05 Jul 2019

Modeling Wildfire Risk

Nicholas Conidas

Building a model to predict wildfire risk.

Image credit: Akritasa

One of the foundational components of our project was a machine learning model that would output the predicted wildfire risk at each S2 cell every day.

Framing the Problem

The first step in the model development process was to properly frame the problem. Of key importance, we had binary labels (0 = No Fire, 1 = Fire) for every data point and we knew we wanted our model to output a floating point risk score in the range 0-1. These specifications align nicely with the supervised binary classification framework.


Class Imbalance

Fortunately, wildfires are relatively rare. This does however, pose a challenge from a modelling perspective in that wildfire datasets suffer from massive class imbalance. The negative class consisted of 99.97% of all data points, which makes it very challenging for a classifier to learn a decision boundary that would outperform always predicting “no fire.”

  Train Validation
  (2016-2017) (2018)
Row Count 7.7 Million 3.9 Million
Fires 2431 1242
Fire Percent 0.03% 0.03%

Ignition Randomness

A second challenge we had to deal with was the inherent randomness in wildfires. An area may have a very high risk of fire on a given day, but without an ignition source, a fire will not occur. Furthermore many fires start due to things like lightning strikes and human behavior, both of which are very difficult to accurately predict.

Development Process

Due to the previously mentioned challenges we chose a flexible framework that allowed us to rapidly experiment with many techniques.

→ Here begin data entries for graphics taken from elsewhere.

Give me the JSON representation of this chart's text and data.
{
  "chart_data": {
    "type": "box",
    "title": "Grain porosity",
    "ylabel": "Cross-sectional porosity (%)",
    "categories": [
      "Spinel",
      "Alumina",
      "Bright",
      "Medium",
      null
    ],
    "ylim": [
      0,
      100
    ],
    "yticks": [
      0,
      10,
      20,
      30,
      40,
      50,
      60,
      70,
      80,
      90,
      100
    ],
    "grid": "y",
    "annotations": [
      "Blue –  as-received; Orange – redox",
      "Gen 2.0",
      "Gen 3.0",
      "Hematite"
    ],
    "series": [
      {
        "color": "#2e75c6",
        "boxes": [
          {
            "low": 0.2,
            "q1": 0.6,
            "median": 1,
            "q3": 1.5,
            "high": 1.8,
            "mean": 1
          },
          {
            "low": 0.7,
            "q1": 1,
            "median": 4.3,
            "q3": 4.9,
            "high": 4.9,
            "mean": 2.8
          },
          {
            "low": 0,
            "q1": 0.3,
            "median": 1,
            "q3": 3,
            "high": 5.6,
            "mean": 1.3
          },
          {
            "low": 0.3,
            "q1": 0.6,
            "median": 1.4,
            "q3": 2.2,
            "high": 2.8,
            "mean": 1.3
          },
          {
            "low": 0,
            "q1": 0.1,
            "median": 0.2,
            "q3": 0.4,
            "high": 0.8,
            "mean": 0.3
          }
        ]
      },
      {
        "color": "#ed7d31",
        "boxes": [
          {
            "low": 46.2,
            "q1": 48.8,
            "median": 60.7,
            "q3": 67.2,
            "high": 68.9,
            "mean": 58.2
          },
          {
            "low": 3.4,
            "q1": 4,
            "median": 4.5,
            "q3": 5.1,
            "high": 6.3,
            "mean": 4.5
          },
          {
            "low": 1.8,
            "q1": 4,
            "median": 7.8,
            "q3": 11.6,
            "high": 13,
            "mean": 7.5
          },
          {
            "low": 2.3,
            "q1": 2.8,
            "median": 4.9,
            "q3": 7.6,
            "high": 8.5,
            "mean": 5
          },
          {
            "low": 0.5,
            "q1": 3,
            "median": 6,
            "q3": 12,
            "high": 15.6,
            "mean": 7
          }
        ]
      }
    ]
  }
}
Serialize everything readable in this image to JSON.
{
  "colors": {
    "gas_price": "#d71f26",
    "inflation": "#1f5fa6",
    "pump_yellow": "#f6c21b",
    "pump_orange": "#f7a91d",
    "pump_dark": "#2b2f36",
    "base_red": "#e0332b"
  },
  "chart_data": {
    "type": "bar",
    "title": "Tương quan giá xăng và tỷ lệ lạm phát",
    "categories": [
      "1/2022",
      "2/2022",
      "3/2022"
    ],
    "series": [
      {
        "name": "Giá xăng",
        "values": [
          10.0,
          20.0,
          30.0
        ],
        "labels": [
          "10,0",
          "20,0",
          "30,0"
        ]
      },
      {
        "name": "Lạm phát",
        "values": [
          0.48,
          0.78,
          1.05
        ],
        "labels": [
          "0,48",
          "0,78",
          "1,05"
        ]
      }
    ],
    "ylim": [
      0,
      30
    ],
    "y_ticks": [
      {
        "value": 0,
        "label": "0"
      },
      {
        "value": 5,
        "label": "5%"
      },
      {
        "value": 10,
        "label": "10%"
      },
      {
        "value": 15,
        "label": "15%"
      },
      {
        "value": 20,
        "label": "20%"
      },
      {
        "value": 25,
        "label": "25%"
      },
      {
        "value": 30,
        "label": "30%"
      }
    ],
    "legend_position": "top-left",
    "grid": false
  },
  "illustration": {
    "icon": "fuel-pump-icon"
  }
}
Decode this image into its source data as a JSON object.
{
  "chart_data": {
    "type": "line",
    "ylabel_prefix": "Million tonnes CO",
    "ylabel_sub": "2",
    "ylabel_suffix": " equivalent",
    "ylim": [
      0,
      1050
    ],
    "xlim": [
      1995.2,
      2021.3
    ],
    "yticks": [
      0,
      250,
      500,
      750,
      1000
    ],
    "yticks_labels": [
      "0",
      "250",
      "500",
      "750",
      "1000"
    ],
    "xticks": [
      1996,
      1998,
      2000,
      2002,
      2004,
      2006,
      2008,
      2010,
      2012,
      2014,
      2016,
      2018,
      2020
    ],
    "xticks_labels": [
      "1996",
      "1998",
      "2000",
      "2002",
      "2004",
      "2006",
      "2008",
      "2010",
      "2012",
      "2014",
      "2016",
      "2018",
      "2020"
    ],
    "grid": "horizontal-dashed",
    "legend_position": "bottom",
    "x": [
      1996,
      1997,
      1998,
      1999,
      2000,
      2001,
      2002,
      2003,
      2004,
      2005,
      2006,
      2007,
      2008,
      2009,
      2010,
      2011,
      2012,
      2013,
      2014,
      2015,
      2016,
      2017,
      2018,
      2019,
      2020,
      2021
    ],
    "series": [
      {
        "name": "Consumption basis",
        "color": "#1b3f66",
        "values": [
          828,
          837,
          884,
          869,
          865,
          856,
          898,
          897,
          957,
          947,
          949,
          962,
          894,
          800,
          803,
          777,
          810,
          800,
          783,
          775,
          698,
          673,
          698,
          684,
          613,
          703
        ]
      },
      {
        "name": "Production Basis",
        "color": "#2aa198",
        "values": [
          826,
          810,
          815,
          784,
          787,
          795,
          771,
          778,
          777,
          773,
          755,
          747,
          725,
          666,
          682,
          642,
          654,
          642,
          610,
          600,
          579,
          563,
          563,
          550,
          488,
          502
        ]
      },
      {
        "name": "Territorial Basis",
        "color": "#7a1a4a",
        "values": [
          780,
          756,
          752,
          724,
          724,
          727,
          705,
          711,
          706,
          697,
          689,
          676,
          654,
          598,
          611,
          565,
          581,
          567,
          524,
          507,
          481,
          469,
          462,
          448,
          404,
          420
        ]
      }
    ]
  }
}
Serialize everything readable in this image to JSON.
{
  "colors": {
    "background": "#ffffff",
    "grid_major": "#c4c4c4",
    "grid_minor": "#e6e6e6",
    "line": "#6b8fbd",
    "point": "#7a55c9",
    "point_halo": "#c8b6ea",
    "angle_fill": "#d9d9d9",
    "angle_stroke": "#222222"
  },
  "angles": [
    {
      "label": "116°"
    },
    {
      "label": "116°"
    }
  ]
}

The model development process consisted of:

  1. Segment the data into separate training and validation sets
  2. Train a classifier
  3. Conduct hyperparameter tuning
  4. Assess feature importance and model performance
  5. Repeat steps 2-4 with new models and techniques

By adopting an iterative approach we were able to test a variety of techniques in a short period of time.

Baseline Model

The first model we developed was used both to establish a baseline performance as well as gain preliminary insights into dataset feature importance. As interpretability and simplicity were of paramount importance for the baseline we chose logistic regression, implemented using LogisticRegressionClassifier in scikit-learn.

Technique Experimentation

Due to the heavy class imbalance in our dataset we borrowed a few techniques from outlier detection, including Up/Down Sampling and Isolation Forests. With 11.7 million data points we felt we had a sufficient amount of data to train a neural network. Ultimately we tried a feedforward neural network and a convolutional neural network. For structuring the convolutional neural network we had two options, to convolve about a geospatial dimension or about a temporal dimension. Ultimately, either option would require a substantial restructuring of our data and decided to leave the CNN for future work. The feedforward neural network was more straightforward and could be used with our data as is, this left us free to experiment with layer counts, dimensions and activation functions.

Final Model

Ultimately, we chose a model that had the best balance of performance and simplicity and that was a feedforward neural network with minority class upsampling and majority class downsampling. When it came time to optimize our model we chose to focus on recall as high recall would correspond to few wildfires going unpredicted. As can be seen in the table below the final model does substantially improve recall as compared to the baseline. At first glance the precision achieved by the models seems quite low because of the large number of false positives. However, it is important to note that an area might have had a high risk of fire but was simply missing an ignition source. For the reason precision is not a wholly dependable metric, and future work should be done to establish a better system for assessing fire risk models.

  Logistic Regression Feed Forward Neural Network
  (Baseline) (Final)
Precision 0.0007 .00052
Recall 0.13 .76